1. Write a program (addressShort1.cpp) that declares two short integer variables si1 and si2, sets them to 1 and 2 respectively, and displays their names, values, and addresses using the & operator. It should also output the size (in bytes) of a short int variable using the sizeof() function. Usage of sizeof(): sizeof(type) or sizeof(expression). It returns the number of bytes of a data type. For example: cout << sizeof(double) << endl; // will display the size of a double in bytes Remember, as shown in class, that you can display the address of a variable using: cout << &si1 << endl; The address will be displayed in hexadecimal. it will have the prefix 0x followed by 8 (32 bits address) or 16 (64 bits address) hexadecimal digits depending on the computer you are running the program. Answer the following questions: a) What is the address assigned to si1? To si2? What is the difference (in Bytes) between them? Read the hexadecimal notes in hexadecimal.pdf to figure out how to subtract or add in hexadecimal. Do calculations by hand first, then check with a calculator. b) What is the size of a short int? c) Draw the memory locations of the two variables si1 and si2 in relation to each other and write their memory addresses next to them.

2. Make a copy of the previous program and call it addressShort2.cpp. To this program add a declaration of a char variable (vChar) and initialize it with 'C'. Output its memory address using the & operator and output its size in bytes with sizeof(). If the address does not display correctly (in hexadecimal) use (void *)&vChar in the cout statement: cout << (void *)(&varChar); Answer the following questions: a) What is the address of vChar? What is the difference (in Bytes) between the address of vChar and the address of si1 and that of si2? b) Draw the memory locations of vChar, si1 and si2 and their memory addresses. Explain the relations between the memory locations of si1, si2 and vChar. (See note at end of this document to see what to draw).

3. Make a copy of addressShort2.cpp and call it addressShort3.cpp. To this program add statements that declare a pointer to a short integer variable (ptrInt) and a pointer to a character (ptrChar). Initialize ptrInt to point to si1 and ptrChar to point to vChar. Add code to do the following and answer the indicated questions: (a) Output the values of ptrInt and ptrChar. (b) Output the memory addresses of ptrInt and ptrChar. Use: cout << (void *)ptrChar; // for printing the address of ptrChar (c) Output the values pointed by ptrInt and ptrChar (use the dereferencing operator (*)). (d) Output the size of ptrInt and the size of ptrChar using the sizeof() operator. Compare them with the size of values they point to. Explain the differences. (e) Draw the memory locations of ptrInt, ptrChar, vChar, si1 and si2 and their memory addresses. Explain the relations between them.

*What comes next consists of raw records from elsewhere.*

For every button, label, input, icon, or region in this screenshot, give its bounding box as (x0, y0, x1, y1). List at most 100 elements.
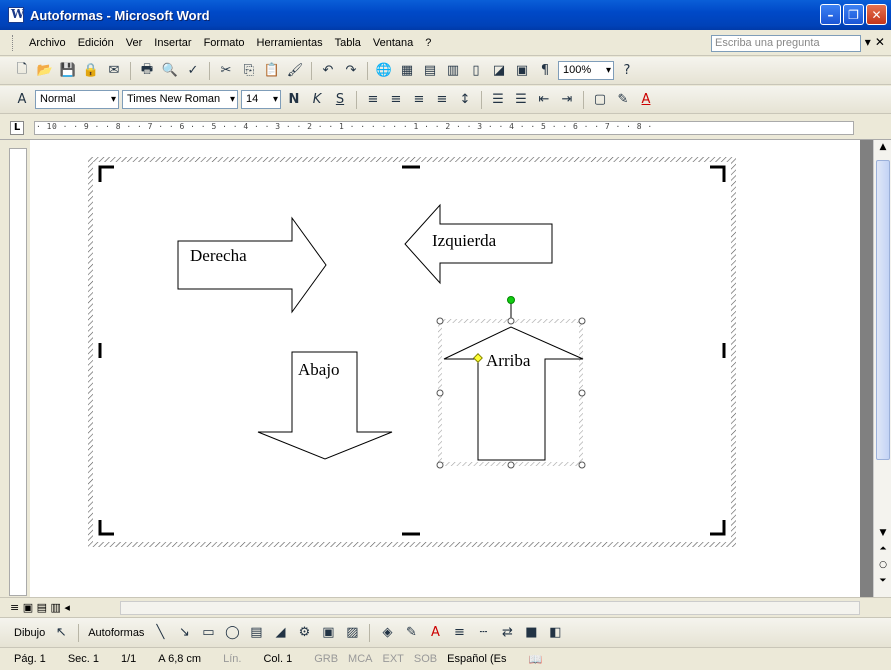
right-arrow-label: Derecha (190, 246, 247, 265)
format-painter-icon[interactable]: 🖌 (285, 61, 305, 81)
save-icon[interactable]: 💾 (58, 61, 78, 81)
insert-excel-icon[interactable]: ▥ (443, 61, 463, 81)
document-area[interactable]: Derecha Izquierda Abajo Arriba (30, 140, 873, 597)
browse-object-icon[interactable]: ○ (876, 560, 890, 570)
wordart-icon[interactable]: ◢ (270, 623, 290, 643)
align-center-icon[interactable]: ≡ (386, 90, 406, 110)
next-page-icon[interactable]: ⏷ (876, 576, 890, 586)
menu-help[interactable]: ? (419, 35, 437, 51)
menu-tabla[interactable]: Tabla (329, 35, 367, 51)
menu-ventana[interactable]: Ventana (367, 35, 419, 51)
hyperlink-icon[interactable]: 🌐 (374, 61, 394, 81)
menu-archivo[interactable]: Archivo (23, 35, 72, 51)
show-hide-icon[interactable]: ¶ (535, 61, 555, 81)
document-map-icon[interactable]: ▣ (512, 61, 532, 81)
tables-borders-icon[interactable]: ▦ (397, 61, 417, 81)
font-color-icon[interactable]: A (636, 90, 656, 110)
menu-insertar[interactable]: Insertar (148, 35, 197, 51)
menu-herramientas[interactable]: Herramientas (251, 35, 329, 51)
italic-button[interactable]: K (307, 90, 327, 110)
arrow-style-icon[interactable]: ⇄ (497, 623, 517, 643)
oval-icon[interactable]: ◯ (222, 623, 242, 643)
3d-icon[interactable]: ◧ (545, 623, 565, 643)
align-left-icon[interactable]: ≡ (363, 90, 383, 110)
view-buttons-icon[interactable]: ≡ ▣ ▤ ▥ ◂ (10, 601, 70, 614)
spelling-icon[interactable]: ✓ (183, 61, 203, 81)
print-preview-icon[interactable]: 🔍 (160, 61, 180, 81)
zoom-select[interactable]: 100% (558, 61, 614, 80)
textbox-icon[interactable]: ▤ (246, 623, 266, 643)
styles-pane-icon[interactable]: A (12, 90, 32, 110)
word-app-icon[interactable] (8, 7, 24, 23)
clipart-icon[interactable]: ▣ (318, 623, 338, 643)
status-ovr[interactable]: SOB (414, 653, 437, 665)
menu-ver[interactable]: Ver (120, 35, 149, 51)
decrease-indent-icon[interactable]: ⇤ (534, 90, 554, 110)
highlight-icon[interactable]: ✎ (613, 90, 633, 110)
menu-edicion[interactable]: Edición (72, 35, 120, 51)
autoshapes-menu-button[interactable]: Autoformas (86, 627, 146, 639)
underline-button[interactable]: S (330, 90, 350, 110)
font-size-select[interactable]: 14 (241, 90, 281, 109)
drawing-icon[interactable]: ◪ (489, 61, 509, 81)
line-spacing-icon[interactable]: ↕ (455, 90, 475, 110)
status-ext[interactable]: EXT (383, 653, 404, 665)
undo-icon[interactable]: ↶ (318, 61, 338, 81)
tab-selector-icon[interactable]: L (10, 121, 24, 135)
fill-color-icon[interactable]: ◈ (377, 623, 397, 643)
line-icon[interactable]: ╲ (150, 623, 170, 643)
print-icon[interactable]: 🖶 (137, 61, 157, 81)
scroll-thumb[interactable] (876, 160, 890, 460)
increase-indent-icon[interactable]: ⇥ (557, 90, 577, 110)
numbering-icon[interactable]: ☰ (488, 90, 508, 110)
redo-icon[interactable]: ↷ (341, 61, 361, 81)
menu-grip[interactable] (12, 34, 15, 51)
columns-icon[interactable]: ▯ (466, 61, 486, 81)
insert-table-icon[interactable]: ▤ (420, 61, 440, 81)
arrow-icon[interactable]: ↘ (174, 623, 194, 643)
vertical-ruler[interactable] (9, 148, 27, 596)
menu-formato[interactable]: Formato (198, 35, 251, 51)
picture-icon[interactable]: ▨ (342, 623, 362, 643)
align-right-icon[interactable]: ≡ (409, 90, 429, 110)
scroll-down-icon[interactable]: ▼ (876, 528, 890, 538)
ask-question-input[interactable]: Escriba una pregunta (711, 35, 861, 52)
rectangle-icon[interactable]: ▭ (198, 623, 218, 643)
horizontal-scrollbar[interactable] (120, 601, 860, 615)
close-button[interactable]: ✕ (866, 4, 887, 25)
close-document-icon[interactable]: ▾ ✕ (865, 35, 885, 49)
paste-icon[interactable]: 📋 (262, 61, 282, 81)
spelling-status-icon[interactable]: 📖 (528, 653, 542, 666)
line-style-icon[interactable]: ≡ (449, 623, 469, 643)
diagram-icon[interactable]: ⚙ (294, 623, 314, 643)
restore-button[interactable]: ❐ (843, 4, 864, 25)
borders-icon[interactable]: ▢ (590, 90, 610, 110)
style-select[interactable]: Normal (35, 90, 119, 109)
justify-icon[interactable]: ≡ (432, 90, 452, 110)
prev-page-icon[interactable]: ⏶ (876, 544, 890, 554)
bold-button[interactable]: N (284, 90, 304, 110)
draw-menu-button[interactable]: Dibujo (12, 627, 47, 639)
status-rec[interactable]: GRB (314, 653, 338, 665)
shadow-icon[interactable]: ■ (521, 623, 541, 643)
cut-icon[interactable]: ✂ (216, 61, 236, 81)
up-arrow-label: Arriba (486, 351, 531, 370)
email-icon[interactable]: ✉ (104, 61, 124, 81)
permission-icon[interactable]: 🔒 (81, 61, 101, 81)
copy-icon[interactable]: ⎘ (239, 61, 259, 81)
horizontal-ruler[interactable]: L · 10 · · 9 · · 8 · · 7 · · 6 · · 5 · ·… (0, 116, 891, 140)
font-color-draw-icon[interactable]: A (425, 623, 445, 643)
formatting-toolbar: A Normal Times New Roman 14 N K S ≡ ≡ ≡ … (0, 86, 891, 114)
vertical-scrollbar[interactable]: ▲ ▼ ⏶ ○ ⏷ (873, 140, 891, 597)
minimize-button[interactable]: – (820, 4, 841, 25)
bullets-icon[interactable]: ☰ (511, 90, 531, 110)
open-folder-icon[interactable]: 📂 (35, 61, 55, 81)
line-color-icon[interactable]: ✎ (401, 623, 421, 643)
select-objects-icon[interactable]: ↖ (51, 623, 71, 643)
help-icon[interactable]: ? (617, 61, 637, 81)
dash-style-icon[interactable]: ┄ (473, 623, 493, 643)
new-document-icon[interactable]: 🗋 (12, 61, 32, 81)
status-trk[interactable]: MCA (348, 653, 372, 665)
scroll-up-icon[interactable]: ▲ (876, 142, 890, 152)
font-select[interactable]: Times New Roman (122, 90, 238, 109)
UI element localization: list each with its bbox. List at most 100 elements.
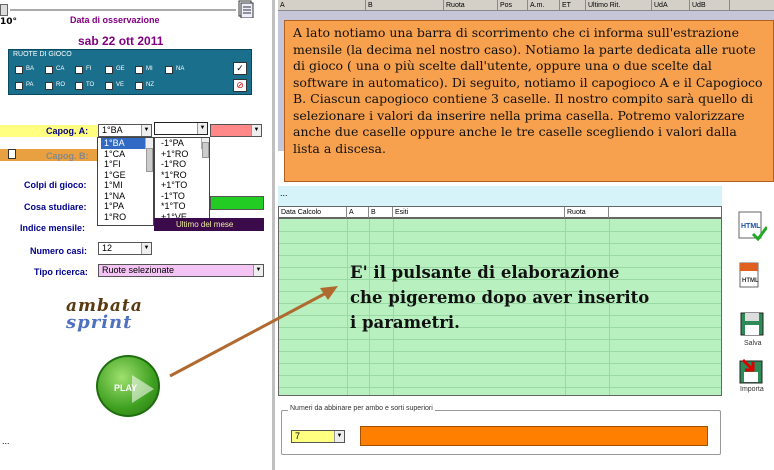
- logo-text-b: sprint: [66, 312, 133, 333]
- top-table-header: A B Ruota Pos A.m. ET Ultimo Rit. UdA UdB: [278, 0, 774, 11]
- abbinare-output[interactable]: [360, 426, 708, 446]
- ruota-checkbox-nz[interactable]: [135, 82, 143, 90]
- column-header[interactable]: A: [347, 207, 369, 218]
- left-panel: 10° Data di osservazione sab 22 ott 2011…: [0, 0, 272, 470]
- ruota-checkbox-ge[interactable]: [105, 66, 113, 74]
- left-dots: ...: [2, 436, 10, 446]
- observation-date: sab 22 ott 2011: [78, 34, 164, 48]
- column-header[interactable]: Ruota: [565, 207, 609, 218]
- chevron-down-icon[interactable]: ▼: [197, 123, 207, 134]
- select-all-check-icon[interactable]: ✓: [233, 62, 247, 75]
- save-label: Salva: [744, 340, 762, 347]
- column-header[interactable]: B: [369, 207, 393, 218]
- ruota-checkbox-to[interactable]: [75, 82, 83, 90]
- ruota-label: NZ: [146, 82, 154, 88]
- ruota-label: BA: [26, 66, 35, 72]
- capog-b-check[interactable]: [8, 149, 16, 159]
- column-header[interactable]: UdB: [690, 0, 730, 11]
- column-header[interactable]: B: [366, 0, 444, 11]
- grid-row-line: [279, 387, 721, 388]
- dropdown-option[interactable]: *1°RO: [158, 170, 209, 181]
- tipo-select[interactable]: Ruote selezionate ▼: [98, 264, 264, 277]
- results-strip: ...: [278, 186, 722, 206]
- chevron-down-icon[interactable]: ▼: [141, 243, 151, 254]
- dropdown-option[interactable]: -1°TO: [158, 191, 209, 202]
- indice-field[interactable]: Ultimo del mese: [154, 218, 264, 231]
- dropdown-option[interactable]: 1°MI: [101, 180, 153, 191]
- ruota-label: FI: [86, 66, 92, 72]
- play-button[interactable]: PLAY: [96, 355, 160, 417]
- abbinare-select[interactable]: 7 ▼: [291, 430, 345, 443]
- ruota-label: CA: [56, 66, 65, 72]
- scrollbar[interactable]: [201, 138, 209, 158]
- column-header[interactable]: A: [278, 0, 366, 11]
- clear-ruote-icon[interactable]: ⊘: [233, 79, 247, 92]
- strip-label: ...: [280, 188, 288, 198]
- import-icon[interactable]: [739, 358, 765, 384]
- colpi-label: Colpi di gioco:: [24, 180, 87, 190]
- panel-divider[interactable]: [272, 0, 275, 470]
- ruota-checkbox-mi[interactable]: [135, 66, 143, 74]
- html-file-label: HTML: [742, 278, 759, 284]
- capog-a-select-3[interactable]: ▼: [210, 124, 262, 137]
- ruota-label: TO: [86, 82, 95, 88]
- dropdown-option[interactable]: +1°TO: [158, 180, 209, 191]
- cosa-label: Cosa studiare:: [24, 202, 87, 212]
- export-html-icon[interactable]: HTML: [737, 210, 769, 242]
- indice-label: Indice mensile:: [20, 223, 86, 233]
- indice-hint: Ultimo del mese: [176, 220, 234, 229]
- capog-a-select-2[interactable]: ▼: [154, 122, 208, 135]
- column-header[interactable]: Ultimo Rit.: [586, 0, 652, 11]
- column-header[interactable]: A.m.: [528, 0, 560, 11]
- capog-a-dropdown-list-2[interactable]: -1°PA +1°RO -1°RO *1°RO +1°TO -1°TO *1°TO +1°VE: [154, 137, 210, 226]
- svg-text:HTML: HTML: [741, 223, 761, 230]
- capog-a-label: Capog. A:: [46, 126, 89, 136]
- ruota-checkbox-ca[interactable]: [45, 66, 53, 74]
- capog-b-label: Capog. B:: [46, 151, 89, 161]
- numcasi-value: 12: [102, 243, 113, 253]
- ruota-checkbox-fi[interactable]: [75, 66, 83, 74]
- column-header[interactable]: Esiti: [393, 207, 565, 218]
- dropdown-option[interactable]: 1°PA: [101, 201, 153, 212]
- import-label: Importa: [740, 386, 764, 393]
- column-header[interactable]: Data Calcolo: [279, 207, 347, 218]
- capog-a-dropdown-list-1[interactable]: 1°BA 1°CA 1°FI 1°GE 1°MI 1°NA 1°PA 1°RO: [97, 137, 154, 226]
- ruote-title: RUOTE DI GIOCO: [13, 51, 72, 58]
- dropdown-option[interactable]: 1°NA: [101, 191, 153, 202]
- html-file-icon[interactable]: HTML: [737, 262, 763, 288]
- column-header[interactable]: ET: [560, 0, 586, 11]
- dropdown-option[interactable]: -1°RO: [158, 159, 209, 170]
- dropdown-option[interactable]: *1°TO: [158, 201, 209, 212]
- save-icon[interactable]: [740, 312, 766, 338]
- callout-description: A lato notiamo una barra di scorrimento …: [284, 20, 774, 182]
- ruote-group: RUOTE DI GIOCO BA CA FI GE MI NA PA RO T…: [8, 49, 252, 95]
- column-header[interactable]: UdA: [652, 0, 690, 11]
- chevron-down-icon[interactable]: ▼: [141, 125, 151, 136]
- ruota-checkbox-na[interactable]: [165, 66, 173, 74]
- cosa-select[interactable]: [210, 196, 264, 210]
- grid-row-line: [279, 231, 721, 232]
- ruota-checkbox-pa[interactable]: [15, 82, 23, 90]
- tipo-label: Tipo ricerca:: [34, 267, 88, 277]
- calendar-icon[interactable]: [238, 0, 254, 19]
- chevron-down-icon[interactable]: ▼: [334, 431, 344, 442]
- ruota-checkbox-ro[interactable]: [45, 82, 53, 90]
- slider-thumb[interactable]: [0, 4, 8, 16]
- abbinare-caption: Numeri da abbinare per ambo e sorti supe…: [288, 405, 435, 412]
- arrow-annotation: [169, 286, 338, 378]
- chevron-down-icon[interactable]: ▼: [251, 125, 261, 136]
- results-grid-header: Data Calcolo A B Esiti Ruota: [278, 206, 722, 218]
- play-label: PLAY: [114, 383, 138, 393]
- column-header[interactable]: Ruota: [444, 0, 498, 11]
- column-header[interactable]: Pos: [498, 0, 528, 11]
- observation-title: Data di osservazione: [70, 15, 160, 25]
- capog-a-select-1[interactable]: 1°BA ▼: [98, 124, 152, 137]
- ruota-checkbox-ve[interactable]: [105, 82, 113, 90]
- ruota-label: RO: [56, 82, 65, 88]
- scrollbar[interactable]: [145, 138, 153, 172]
- numcasi-select[interactable]: 12 ▼: [98, 242, 152, 255]
- chevron-down-icon[interactable]: ▼: [253, 265, 263, 276]
- dropdown-option[interactable]: 1°RO: [101, 212, 153, 223]
- numcasi-label: Numero casi:: [30, 246, 88, 256]
- ruota-checkbox-ba[interactable]: [15, 66, 23, 74]
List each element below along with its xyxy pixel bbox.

4. Make a copy of addressShort3.cpp and call it addressShort4.cpp. To this program add a declaration of a pointer to a short int (ptrInt2). Allocate dynamic memory for one short integer value using the new operator. Add code to do the following and answer the indicated questions: Initialize the allocated memory with value -5. Example allocating dynamic memory for a short int: short *ptrInt2 = new short; (a) Output the value of ptrInt2. Is this value related to any other memory address you found before? Explain what you observe. (b) Output the value pointed by ptrInt2. (c) Change the value pointed by ptrInt2 to be -10. Output the new value pointed by ptrInt2. (d) Change ptrInt2 to be equal to ptrInt. Output the value of ptrInt2 and the value pointed by ptrInt2. (e) What happened to -10. Can you still find the memory location where -10 is stored? If not, explain why? (f) Draw the memory locations of all variables in your program and their memory locations. Note: When asked to draw the locations of variables, use the following format: ************* ************* * Si1 (n bytes) * ##### *Si2 (m bytes) * ##### ************* ************* 0x05 ^ 0x100 | where n and m represent the length in bytes of the variables and the hex numbers indicate their start address. Any intervening memory addresses are indicated by ####. If there are no intervening memory addresses, then there are no ####. Variables with higher addresses that cannot fit across page can be shown on subsequent lines using the above format.